= Jack Minnis =

American civil rights activist

Jack Minnis (1926–2005) was an American activist, and the founder and director of opposition research for the Student Nonviolent Coordinating Committee in the Civil Rights Movement era. Minnis researched federal expenditures and state and local subversion of racial equality. Minnis was white, but remained affiliated with SNCC even after it adopted a "blacks only" personnel policy, its only white employee for a long time. He helped to train such workers as Stokely Carmichael, Marion Barry, and John Lewis.

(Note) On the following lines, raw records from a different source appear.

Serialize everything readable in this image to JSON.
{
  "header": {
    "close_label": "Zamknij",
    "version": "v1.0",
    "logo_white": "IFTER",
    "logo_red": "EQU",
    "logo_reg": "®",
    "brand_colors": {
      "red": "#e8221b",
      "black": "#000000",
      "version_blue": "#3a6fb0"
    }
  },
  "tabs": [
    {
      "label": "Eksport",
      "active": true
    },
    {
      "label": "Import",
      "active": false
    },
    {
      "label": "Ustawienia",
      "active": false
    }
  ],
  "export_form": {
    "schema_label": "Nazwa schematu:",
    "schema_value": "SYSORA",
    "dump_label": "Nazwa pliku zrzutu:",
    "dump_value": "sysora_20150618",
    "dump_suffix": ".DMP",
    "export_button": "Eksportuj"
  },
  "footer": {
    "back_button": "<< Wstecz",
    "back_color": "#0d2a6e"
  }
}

Minnis had been hired by the Southern Regional Council to evaluate their Voter Education Project, which included voter registration efforts in the South in 1962. Minnis was fired for what he later said were justifiable political reasons, and suggested that SNCC start its own research unit to aid its activist effort. Jack Minnis ran SNCC's research department out of the Atlanta office, but traveled widely in the South to assist local efforts to register voters. By 1965, Minnis was producing a weekly mimeographed opposition research-based newsletter, Life in the Great Society with Lyndon, which made public some of the activities of President Lyndon B. Johnson that were not covered by the mainstream media. These weekly reports played a significant role in the radicalization of SNCC, the Southern Christian Leadership Conference, and CORE field staff.

Minnis watched closely the movement of federal money toward corporate interests; he remarked on such various incidents as Johnson's appointment of a Merck policymaker to a board that would determine Merck's culpability for false claims with its Sucrets coughdrop product, and an Agency for International Development project that was possibly a front for CIA activity.

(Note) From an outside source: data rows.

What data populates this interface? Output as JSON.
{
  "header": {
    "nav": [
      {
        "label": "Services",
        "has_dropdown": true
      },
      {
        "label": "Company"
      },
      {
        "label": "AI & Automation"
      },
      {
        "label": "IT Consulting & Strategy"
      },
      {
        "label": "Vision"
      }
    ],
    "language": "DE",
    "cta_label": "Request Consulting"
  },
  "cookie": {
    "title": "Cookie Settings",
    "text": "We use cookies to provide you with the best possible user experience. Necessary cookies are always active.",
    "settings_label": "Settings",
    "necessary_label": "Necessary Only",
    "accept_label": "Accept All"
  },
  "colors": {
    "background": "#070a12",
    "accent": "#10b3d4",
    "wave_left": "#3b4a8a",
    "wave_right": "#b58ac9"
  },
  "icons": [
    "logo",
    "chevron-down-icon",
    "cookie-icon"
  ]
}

Once the Civil Rights Act became law in 1964, Minnis monitored its enforcement and found the Johnson administration's work to be "shoddy" in desegregating schools and hospitals. He also pointed out that there were still laws on the books in many states that prevented black from being jurors. Minnis kept a substantial file on the activities of the White Citizens Council in the "black belt" states in the South, and conducted research in standard reference works such as Moody's Manuals, Standard and Poor's Registry, and census data to link prominent white citizens in the South to white violence and anti-labor activities. He organized his files for quick access, and made information available to groups sympathetic to SNCC's objectives. Minnis discovered a little-known loophole in Alabama law that enabled blacks in Lowndes County to form an independent party and run for office without navigating the traditional local two-party systems. His activities and writings were monitored by the Mississippi State Sovereignty Commission, a state-run segregationist surveillance unit directed by the governor that enlisted and paid ordinary citizens to report "suspicious" activity. Minnis's movements in the South were tracked with the aid of state police in several states who telexed his license plate numbers to law enforcement in towns where Minnis conducted workshops on how to register to vote, how to run for office, and other normal citizenship activities. The Sovereignty Commission's files on Minnis contain 88 items.

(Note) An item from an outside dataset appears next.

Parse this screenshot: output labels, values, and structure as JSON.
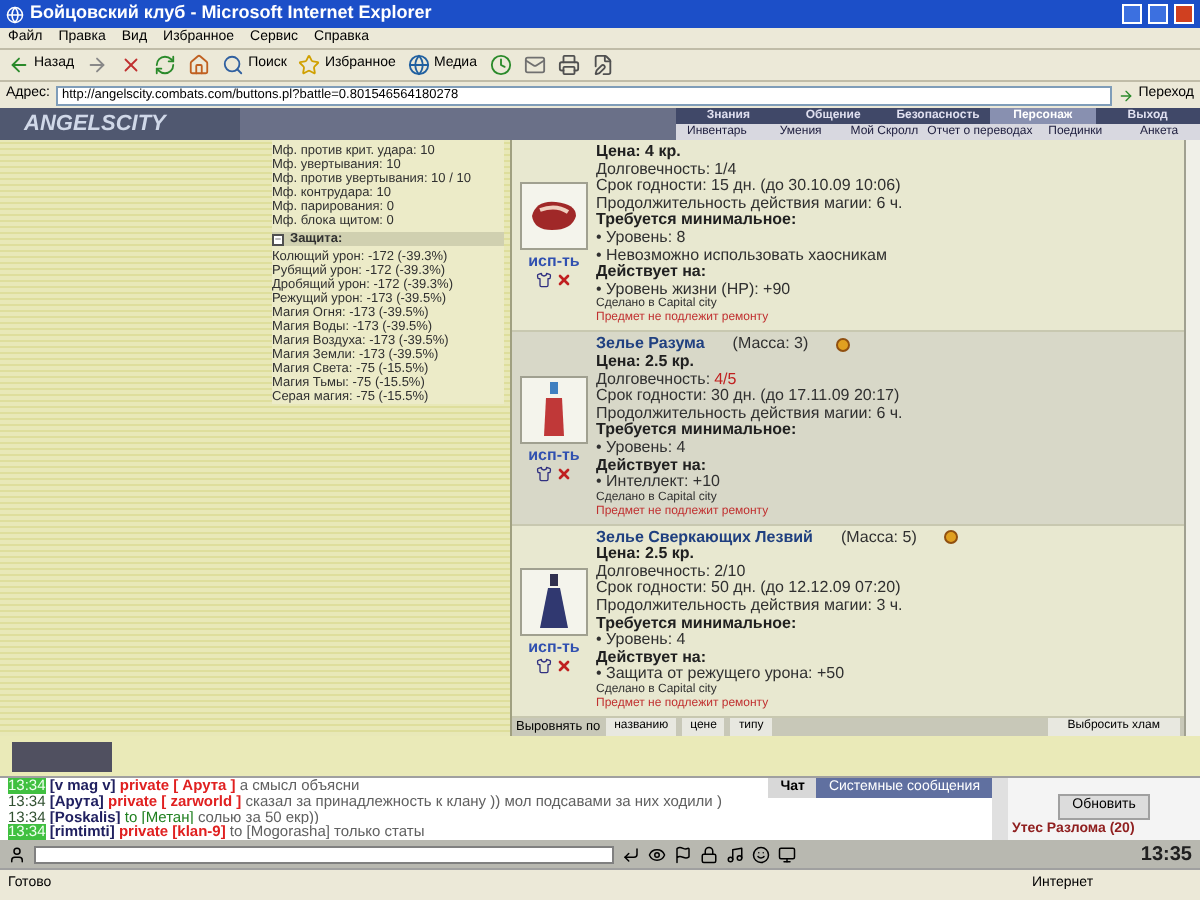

Minnis had a profound influence on journalists of the Civil Rights Movement, and journalists who later documented the movement. Judy Richardson, who produced the documentary Eyes on the Prize said, "Whenever I speak on campuses about SNCC, I talk about Minnis...about SNCC's research department and Jack: He was this crusty older white guy who smoked like a fiend, looked generally unkempt, and could get research from a turnip. He was always finding information --like buried treasure --that would make all the difference... the way Minnis organized material had affected me.. . Minnis's chronology was invaluable in helping northern journalists understand the extent of what we were dealing with."